The rare U.S. Marine Corps Curtiss RC-1 air ambulance, A-8864, made an appearance in the film. Other unusual types that appear in the film include:
- Loening OL-8 two-seat amphibian biplane
- Travel Air D-4000 civilian stunt biplane
- Vought O2U Corsair two-seat scout biplane
- Boeing F4B single-seat pursuit biplane
- Ford Trimotor multi-passenger transport
- Douglas Dolphin

Maneuvers (wargames) by the United States Navy and the USMC are the actual "stars" of the movie. In the film, the USN represented the BLUE Force while the enemy was the BROWN Force.

==Reception==
Released in an era of patriotic films with overt propaganda themes that set the scene for war preparations, Devil Dogs of the Air received a mildly appreciative public acceptance.
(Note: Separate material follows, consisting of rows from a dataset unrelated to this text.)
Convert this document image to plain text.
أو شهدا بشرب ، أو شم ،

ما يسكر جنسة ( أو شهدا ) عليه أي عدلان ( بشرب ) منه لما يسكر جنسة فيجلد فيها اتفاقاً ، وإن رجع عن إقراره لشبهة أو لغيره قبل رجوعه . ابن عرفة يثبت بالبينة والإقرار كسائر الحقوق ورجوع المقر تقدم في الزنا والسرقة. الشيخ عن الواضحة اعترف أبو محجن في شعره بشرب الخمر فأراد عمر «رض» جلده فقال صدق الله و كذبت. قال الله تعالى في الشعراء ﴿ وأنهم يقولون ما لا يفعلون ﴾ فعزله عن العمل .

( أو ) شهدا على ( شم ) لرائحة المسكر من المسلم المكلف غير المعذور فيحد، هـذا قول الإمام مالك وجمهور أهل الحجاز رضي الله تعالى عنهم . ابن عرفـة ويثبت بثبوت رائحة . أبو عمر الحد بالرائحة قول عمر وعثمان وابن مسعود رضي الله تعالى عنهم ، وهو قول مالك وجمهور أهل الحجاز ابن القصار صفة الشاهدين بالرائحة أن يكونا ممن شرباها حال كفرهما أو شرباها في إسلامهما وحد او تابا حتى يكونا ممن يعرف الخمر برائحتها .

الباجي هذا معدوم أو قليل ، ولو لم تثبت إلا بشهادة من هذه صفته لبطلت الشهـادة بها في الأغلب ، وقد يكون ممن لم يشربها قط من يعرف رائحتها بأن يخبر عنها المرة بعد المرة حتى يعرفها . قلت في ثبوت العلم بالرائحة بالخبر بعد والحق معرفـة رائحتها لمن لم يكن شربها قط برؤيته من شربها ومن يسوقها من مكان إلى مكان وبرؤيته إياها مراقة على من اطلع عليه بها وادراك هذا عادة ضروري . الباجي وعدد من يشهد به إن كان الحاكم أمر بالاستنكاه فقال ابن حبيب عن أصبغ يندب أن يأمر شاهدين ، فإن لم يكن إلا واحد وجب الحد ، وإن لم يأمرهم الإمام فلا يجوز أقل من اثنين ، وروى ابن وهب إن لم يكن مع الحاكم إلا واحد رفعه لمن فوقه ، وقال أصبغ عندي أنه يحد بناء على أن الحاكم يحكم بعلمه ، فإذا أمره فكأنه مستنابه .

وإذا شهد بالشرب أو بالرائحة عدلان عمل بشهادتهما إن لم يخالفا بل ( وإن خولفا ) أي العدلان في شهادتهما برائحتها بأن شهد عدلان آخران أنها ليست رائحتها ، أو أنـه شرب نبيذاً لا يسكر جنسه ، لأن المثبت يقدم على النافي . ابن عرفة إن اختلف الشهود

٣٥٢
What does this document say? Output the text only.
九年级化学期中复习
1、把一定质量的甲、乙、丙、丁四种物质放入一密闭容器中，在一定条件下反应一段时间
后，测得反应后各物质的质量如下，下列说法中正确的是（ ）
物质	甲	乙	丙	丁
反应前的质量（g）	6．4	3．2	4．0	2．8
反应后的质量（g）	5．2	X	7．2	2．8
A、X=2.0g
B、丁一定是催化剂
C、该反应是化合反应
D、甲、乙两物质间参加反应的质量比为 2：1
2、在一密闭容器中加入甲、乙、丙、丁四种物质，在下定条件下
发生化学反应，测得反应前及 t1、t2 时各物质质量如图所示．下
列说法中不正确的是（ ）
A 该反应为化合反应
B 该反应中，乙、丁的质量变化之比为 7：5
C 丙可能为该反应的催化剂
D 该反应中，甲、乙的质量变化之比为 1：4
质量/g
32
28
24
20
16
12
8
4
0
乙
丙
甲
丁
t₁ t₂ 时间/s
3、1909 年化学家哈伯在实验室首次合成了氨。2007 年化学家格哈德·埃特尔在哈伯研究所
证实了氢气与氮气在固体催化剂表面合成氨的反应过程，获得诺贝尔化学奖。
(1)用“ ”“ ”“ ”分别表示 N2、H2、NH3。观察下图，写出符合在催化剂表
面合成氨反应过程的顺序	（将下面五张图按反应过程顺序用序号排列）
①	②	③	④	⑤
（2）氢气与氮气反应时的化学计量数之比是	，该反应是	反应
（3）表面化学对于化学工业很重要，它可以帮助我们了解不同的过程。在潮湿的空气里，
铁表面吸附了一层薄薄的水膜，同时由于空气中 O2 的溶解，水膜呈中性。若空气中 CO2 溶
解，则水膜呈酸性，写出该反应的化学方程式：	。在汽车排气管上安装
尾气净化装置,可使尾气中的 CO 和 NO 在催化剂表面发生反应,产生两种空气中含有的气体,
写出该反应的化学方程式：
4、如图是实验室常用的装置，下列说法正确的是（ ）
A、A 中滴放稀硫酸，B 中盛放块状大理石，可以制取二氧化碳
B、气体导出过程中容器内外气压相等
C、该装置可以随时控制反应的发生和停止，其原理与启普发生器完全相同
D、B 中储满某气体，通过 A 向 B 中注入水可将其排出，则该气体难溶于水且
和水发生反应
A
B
Although it had a major release in 1935, the film was re-released in 1941, just before America's entry into World War II, again finding a receptive audience. Critic Leonard Maltin described it as a "tiresome potboiler with Marine Air Corps rivalry between Cagney and O'Brien. Their personalities and good stunt-flying scenes are the only saving grace." Mainly considered hackneyed, it was best considered an aviation film and today, represents an authentic look at the period.

===Box office===
According to Warner Bros records, Devil Dogs of the Air earned $1,185,000 domestically and $504,000 foreign.